Cyber Essentials – does it really help?
Since 2014 when the Government launched the Cyber Essentials, in Chartered Accountants Hall, the take up by businesses and organisations has moved slowly along its own exponential curve. The pace of take up over the last two years has increased significantly and this has been driven by: - i) requirements within primarily Central Government contracts and more recently by wider Government contracts; ii) supply chain requirements from security aware and focussed entities; and iii) greater awareness by businesses that they need to safeguard their data to comply with GDPR and, in turn, to protect their business.
I spend the majority of my time either undertaking or managing the independent assessments of businesses who wish to achieve the higher level of Cyber Essentials Plus. This does not require any further work on the part of the business beyond submitting their answers to the Cyber Essentials online portal and also checking that infrastructure configuration is correct. The independent assessment is carried out based upon a Government test specification.

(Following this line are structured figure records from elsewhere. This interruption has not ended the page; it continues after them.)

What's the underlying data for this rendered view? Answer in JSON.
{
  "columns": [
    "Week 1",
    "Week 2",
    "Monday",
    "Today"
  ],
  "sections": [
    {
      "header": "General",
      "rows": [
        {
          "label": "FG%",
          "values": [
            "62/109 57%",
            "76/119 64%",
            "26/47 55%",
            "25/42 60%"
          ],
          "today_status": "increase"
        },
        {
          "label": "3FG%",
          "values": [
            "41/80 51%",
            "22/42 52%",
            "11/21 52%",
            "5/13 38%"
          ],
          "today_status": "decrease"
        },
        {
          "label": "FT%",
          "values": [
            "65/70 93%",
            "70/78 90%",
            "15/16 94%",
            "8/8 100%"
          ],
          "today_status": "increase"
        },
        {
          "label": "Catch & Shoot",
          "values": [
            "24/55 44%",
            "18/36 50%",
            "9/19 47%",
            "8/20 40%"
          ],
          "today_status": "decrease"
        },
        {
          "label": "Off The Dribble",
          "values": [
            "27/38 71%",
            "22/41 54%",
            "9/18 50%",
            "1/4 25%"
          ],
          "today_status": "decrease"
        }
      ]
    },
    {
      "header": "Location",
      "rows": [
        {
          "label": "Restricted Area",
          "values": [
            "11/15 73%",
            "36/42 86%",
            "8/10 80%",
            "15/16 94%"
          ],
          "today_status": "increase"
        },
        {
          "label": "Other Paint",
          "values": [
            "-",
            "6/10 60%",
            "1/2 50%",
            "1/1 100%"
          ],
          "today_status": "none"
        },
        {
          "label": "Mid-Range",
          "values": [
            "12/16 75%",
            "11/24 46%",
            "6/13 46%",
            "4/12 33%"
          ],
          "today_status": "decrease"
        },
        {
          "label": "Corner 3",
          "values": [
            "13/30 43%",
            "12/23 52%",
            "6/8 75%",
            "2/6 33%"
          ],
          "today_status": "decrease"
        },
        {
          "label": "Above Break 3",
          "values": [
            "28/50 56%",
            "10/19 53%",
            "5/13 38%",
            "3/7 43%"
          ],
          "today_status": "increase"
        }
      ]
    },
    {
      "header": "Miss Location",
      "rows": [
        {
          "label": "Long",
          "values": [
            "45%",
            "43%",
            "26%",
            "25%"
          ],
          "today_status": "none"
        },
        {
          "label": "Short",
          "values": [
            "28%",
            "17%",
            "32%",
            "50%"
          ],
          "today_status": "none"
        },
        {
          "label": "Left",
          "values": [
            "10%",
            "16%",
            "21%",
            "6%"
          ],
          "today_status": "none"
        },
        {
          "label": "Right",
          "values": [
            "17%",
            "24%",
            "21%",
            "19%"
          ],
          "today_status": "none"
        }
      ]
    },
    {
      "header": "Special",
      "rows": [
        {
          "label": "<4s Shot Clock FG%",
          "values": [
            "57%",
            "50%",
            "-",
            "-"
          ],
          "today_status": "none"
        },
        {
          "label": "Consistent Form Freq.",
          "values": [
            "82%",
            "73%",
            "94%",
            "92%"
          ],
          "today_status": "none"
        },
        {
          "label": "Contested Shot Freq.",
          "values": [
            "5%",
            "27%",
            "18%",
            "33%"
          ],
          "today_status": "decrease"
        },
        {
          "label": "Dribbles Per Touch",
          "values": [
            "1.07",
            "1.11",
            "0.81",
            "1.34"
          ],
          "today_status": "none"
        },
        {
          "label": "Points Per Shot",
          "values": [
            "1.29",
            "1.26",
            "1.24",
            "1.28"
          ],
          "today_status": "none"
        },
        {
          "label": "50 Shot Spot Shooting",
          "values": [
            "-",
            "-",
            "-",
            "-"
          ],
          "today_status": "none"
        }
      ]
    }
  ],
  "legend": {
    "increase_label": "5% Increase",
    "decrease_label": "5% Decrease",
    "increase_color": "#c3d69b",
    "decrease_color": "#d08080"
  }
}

So how does Cyber Essentials help?
The standard in essence requires IT infrastructure to be securely configured – there is rarely a need to invest in further systems to achieve the standard unless unsupported software remains in use, such as Windows XP and potentially Windows 7 when support ends in January 2020. The problems I find on almost every site visit relate to: - i) software still installed that is not used which in turn usually means it has not been updated and creates vulnerabilities as a result, examples include Adobe products, pdf readers, zip apps; ii) user accounts still active for staff who have left, and some day to day users having administrative privileges; and most importantly, iii) security patches not up to date.
The key message is that many businesses think their systems are secure but when tested many holes are found. Once the remediation work has been completed, there is little doubt in my mind that the business is not only far more secure but has also learnt a great deal more about security along the way.